Evet yaşanan süreçte bankaların içi boşaltıldı kamu kurumlarına yüksek faizle borçlar verildi. Alınan yüksek meblağlı uluslararası borçları denetleyen kimse olmadı. Banka yönetimlerine finans sektörüyle uzaktan yakından ilgisi olmayanlar dolduruldu. 20 banka 1997-2001 döneminde Tasarruf Mevduatı Sigorta Fonuna geçti. Bütün mevduatın garanti kapsamında olduğu yıllardı ve bütün yükü bu aziz millet yüklendi. Sadece bankalardan dolayı ödediğimiz rakamın yaklaşık 50 Milyar Dolar olduğunu söyleyebilirim.
Bu süreçte havuzu kaldırıp iç borçlanmanın önünü açanlar ise GSYH’ya oranı % 5’ler seviyesine gerileyen faiz harcamalarının oranını 2001 de % 17’nin üstüne çıkarmayı başardılar. Bu aziz millet bütün gelirinin % 17 sini sadece faize öder hale gelmişti.2001 Krizi sonrasında oluşan açığı kapatmak uğruna tertip edilen hazine borçlanma senetlerini 2010 kadar bu millet ödedi. Kurumsallaşmaya ve marka oluşturmaya çalışan Anadolu sermayesi en az 10 yıl kaybetti. Gerekçesiz verilmeyen teşvik belgeleri yüzünden birçok yatırımcı yatırımından vazgeçti. Oysa aynı belgeler bazı gruplara masa başında takdim ediliyordu. Özelleştirme İdaresinin satacağı yerlerin ihalesine giren yerel Anadolu müteşebbisleri ya kredi bulamıyor ya bahanesi olmadan ihaleye alınmıyordu. Anadolu da vergi denetimleri üst üste yapılırken bankaların vergi cezalarını affeden kanunlar çıkartılıyordu.

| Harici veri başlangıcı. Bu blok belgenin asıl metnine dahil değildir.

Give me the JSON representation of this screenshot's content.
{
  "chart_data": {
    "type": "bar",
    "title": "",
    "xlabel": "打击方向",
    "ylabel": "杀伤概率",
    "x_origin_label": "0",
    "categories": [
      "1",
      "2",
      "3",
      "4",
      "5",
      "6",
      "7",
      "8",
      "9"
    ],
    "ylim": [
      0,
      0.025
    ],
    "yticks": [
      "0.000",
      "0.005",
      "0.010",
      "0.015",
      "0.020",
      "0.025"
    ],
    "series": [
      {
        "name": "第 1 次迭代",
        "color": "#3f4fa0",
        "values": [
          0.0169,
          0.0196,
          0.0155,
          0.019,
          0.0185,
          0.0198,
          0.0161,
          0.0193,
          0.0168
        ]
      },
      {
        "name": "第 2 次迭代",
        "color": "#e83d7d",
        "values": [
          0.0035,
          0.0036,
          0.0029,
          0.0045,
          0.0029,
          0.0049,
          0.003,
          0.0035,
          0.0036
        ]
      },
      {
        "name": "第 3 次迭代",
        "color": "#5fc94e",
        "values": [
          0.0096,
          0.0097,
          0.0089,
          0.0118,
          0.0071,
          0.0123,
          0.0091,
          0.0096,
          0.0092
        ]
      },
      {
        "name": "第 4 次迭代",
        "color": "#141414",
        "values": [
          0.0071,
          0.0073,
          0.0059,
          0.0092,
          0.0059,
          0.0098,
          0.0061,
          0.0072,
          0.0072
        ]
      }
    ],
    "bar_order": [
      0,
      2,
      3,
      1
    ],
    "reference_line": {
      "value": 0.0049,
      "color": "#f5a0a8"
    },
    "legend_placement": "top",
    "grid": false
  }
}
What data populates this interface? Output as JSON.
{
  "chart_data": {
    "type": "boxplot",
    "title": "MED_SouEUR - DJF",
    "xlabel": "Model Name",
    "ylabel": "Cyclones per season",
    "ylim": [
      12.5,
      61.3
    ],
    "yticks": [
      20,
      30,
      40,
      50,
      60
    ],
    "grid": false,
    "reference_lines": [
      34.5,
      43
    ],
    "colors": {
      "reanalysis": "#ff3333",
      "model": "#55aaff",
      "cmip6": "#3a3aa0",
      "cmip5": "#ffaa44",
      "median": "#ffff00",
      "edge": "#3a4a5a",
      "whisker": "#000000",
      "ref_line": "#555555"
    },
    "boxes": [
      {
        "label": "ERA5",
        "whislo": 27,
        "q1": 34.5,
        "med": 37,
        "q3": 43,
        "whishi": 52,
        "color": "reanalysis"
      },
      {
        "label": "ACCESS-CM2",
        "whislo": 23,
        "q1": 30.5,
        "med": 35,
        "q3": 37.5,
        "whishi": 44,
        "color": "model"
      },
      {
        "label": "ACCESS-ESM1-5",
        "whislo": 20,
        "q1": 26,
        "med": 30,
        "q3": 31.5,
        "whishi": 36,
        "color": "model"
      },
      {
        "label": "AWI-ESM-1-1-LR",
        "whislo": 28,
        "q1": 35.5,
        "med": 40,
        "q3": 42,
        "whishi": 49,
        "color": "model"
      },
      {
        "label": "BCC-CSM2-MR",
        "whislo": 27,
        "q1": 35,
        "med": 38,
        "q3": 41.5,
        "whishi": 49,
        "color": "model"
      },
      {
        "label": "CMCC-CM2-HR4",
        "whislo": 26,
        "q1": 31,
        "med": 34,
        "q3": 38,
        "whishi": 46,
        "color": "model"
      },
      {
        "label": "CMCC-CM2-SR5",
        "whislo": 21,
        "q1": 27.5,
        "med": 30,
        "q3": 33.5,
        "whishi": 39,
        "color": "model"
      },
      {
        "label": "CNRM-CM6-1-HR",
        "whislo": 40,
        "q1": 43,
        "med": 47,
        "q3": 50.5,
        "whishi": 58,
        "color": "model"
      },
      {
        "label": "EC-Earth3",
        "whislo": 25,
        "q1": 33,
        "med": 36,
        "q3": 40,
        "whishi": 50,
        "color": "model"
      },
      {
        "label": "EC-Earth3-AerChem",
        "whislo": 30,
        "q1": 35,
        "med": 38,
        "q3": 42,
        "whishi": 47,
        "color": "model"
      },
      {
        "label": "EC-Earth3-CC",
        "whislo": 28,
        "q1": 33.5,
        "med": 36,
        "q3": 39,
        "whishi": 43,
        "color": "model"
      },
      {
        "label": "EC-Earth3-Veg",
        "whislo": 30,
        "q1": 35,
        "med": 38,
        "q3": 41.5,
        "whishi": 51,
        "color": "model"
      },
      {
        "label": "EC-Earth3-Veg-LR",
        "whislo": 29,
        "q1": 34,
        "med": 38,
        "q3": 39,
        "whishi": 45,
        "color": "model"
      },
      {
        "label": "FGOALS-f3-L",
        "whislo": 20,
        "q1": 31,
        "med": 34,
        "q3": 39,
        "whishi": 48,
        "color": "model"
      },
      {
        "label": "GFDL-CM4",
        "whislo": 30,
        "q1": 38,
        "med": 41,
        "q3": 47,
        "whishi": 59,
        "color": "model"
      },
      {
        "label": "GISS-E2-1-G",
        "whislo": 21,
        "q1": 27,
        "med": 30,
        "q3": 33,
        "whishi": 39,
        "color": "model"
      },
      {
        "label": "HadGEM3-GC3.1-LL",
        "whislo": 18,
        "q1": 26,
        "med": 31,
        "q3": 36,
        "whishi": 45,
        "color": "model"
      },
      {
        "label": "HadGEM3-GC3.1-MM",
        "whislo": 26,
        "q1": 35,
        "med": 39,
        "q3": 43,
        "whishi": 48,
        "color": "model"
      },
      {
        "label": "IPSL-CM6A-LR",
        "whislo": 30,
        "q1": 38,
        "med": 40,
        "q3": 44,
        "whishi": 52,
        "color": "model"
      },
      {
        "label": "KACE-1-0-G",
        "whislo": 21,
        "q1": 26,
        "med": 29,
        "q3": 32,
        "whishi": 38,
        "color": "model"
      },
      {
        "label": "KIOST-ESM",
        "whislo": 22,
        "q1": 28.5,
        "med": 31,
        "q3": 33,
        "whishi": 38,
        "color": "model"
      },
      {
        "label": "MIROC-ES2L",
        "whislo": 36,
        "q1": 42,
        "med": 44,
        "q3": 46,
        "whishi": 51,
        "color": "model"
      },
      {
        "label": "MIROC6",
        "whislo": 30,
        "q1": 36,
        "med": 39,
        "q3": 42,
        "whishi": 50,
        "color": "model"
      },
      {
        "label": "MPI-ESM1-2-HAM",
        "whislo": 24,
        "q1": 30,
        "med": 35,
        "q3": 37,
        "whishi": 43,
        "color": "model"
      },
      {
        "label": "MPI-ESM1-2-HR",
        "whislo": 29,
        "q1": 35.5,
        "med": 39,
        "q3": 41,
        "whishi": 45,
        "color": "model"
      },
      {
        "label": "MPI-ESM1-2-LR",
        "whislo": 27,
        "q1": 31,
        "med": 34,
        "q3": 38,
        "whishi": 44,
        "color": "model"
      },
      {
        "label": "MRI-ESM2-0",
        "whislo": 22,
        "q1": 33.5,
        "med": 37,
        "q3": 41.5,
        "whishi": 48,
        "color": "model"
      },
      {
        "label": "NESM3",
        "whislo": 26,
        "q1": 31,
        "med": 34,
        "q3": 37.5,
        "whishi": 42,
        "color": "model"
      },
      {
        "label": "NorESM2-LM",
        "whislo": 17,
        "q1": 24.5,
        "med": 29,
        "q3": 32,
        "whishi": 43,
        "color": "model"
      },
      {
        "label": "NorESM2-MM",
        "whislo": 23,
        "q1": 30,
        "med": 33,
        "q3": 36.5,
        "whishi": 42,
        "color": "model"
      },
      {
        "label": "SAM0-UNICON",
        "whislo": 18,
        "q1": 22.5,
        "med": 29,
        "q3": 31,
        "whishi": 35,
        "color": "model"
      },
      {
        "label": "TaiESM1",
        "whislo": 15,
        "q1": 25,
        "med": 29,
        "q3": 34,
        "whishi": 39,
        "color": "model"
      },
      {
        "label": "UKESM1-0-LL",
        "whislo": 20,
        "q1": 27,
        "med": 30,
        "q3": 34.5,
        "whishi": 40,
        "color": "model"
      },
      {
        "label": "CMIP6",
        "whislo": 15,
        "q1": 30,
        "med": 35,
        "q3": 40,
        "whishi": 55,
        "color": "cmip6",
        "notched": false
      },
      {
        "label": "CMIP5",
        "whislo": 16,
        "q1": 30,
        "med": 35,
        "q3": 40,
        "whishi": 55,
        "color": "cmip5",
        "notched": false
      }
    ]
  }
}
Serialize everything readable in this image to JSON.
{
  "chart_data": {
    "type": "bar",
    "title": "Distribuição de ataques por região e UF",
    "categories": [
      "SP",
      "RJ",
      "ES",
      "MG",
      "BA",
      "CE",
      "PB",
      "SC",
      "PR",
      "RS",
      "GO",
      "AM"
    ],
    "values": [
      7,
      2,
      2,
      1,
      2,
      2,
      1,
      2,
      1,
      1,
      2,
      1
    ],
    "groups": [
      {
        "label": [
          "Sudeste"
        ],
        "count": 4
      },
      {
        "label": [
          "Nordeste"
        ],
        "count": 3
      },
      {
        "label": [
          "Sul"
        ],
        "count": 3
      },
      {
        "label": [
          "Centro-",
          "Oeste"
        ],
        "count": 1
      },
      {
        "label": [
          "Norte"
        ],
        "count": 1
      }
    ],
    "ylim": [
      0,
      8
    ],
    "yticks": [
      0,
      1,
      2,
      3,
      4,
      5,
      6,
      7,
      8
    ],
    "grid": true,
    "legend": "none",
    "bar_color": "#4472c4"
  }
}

Evet geçen onca yıla rağmen o günün muktedirleri tarafından demokrasiye yapılan balans ayarı söylemi bence Türkiye Ekonomisine yapılan bir ayardı. O günleri yaşamasak eminim bu gün ülkemizde milli gelirden ihracata cari açıktan özel sektör borcuna kadar birçok alanda gelişmiş ülkelerin arasında yer alabilirdik.
28 Şubat farklı söylemlerle demokratik hayatımıza yapılan müdahalelerin geri planında mutlaka ekonomik gerekçeler olduğu gerçeğinin en büyük örneğidir.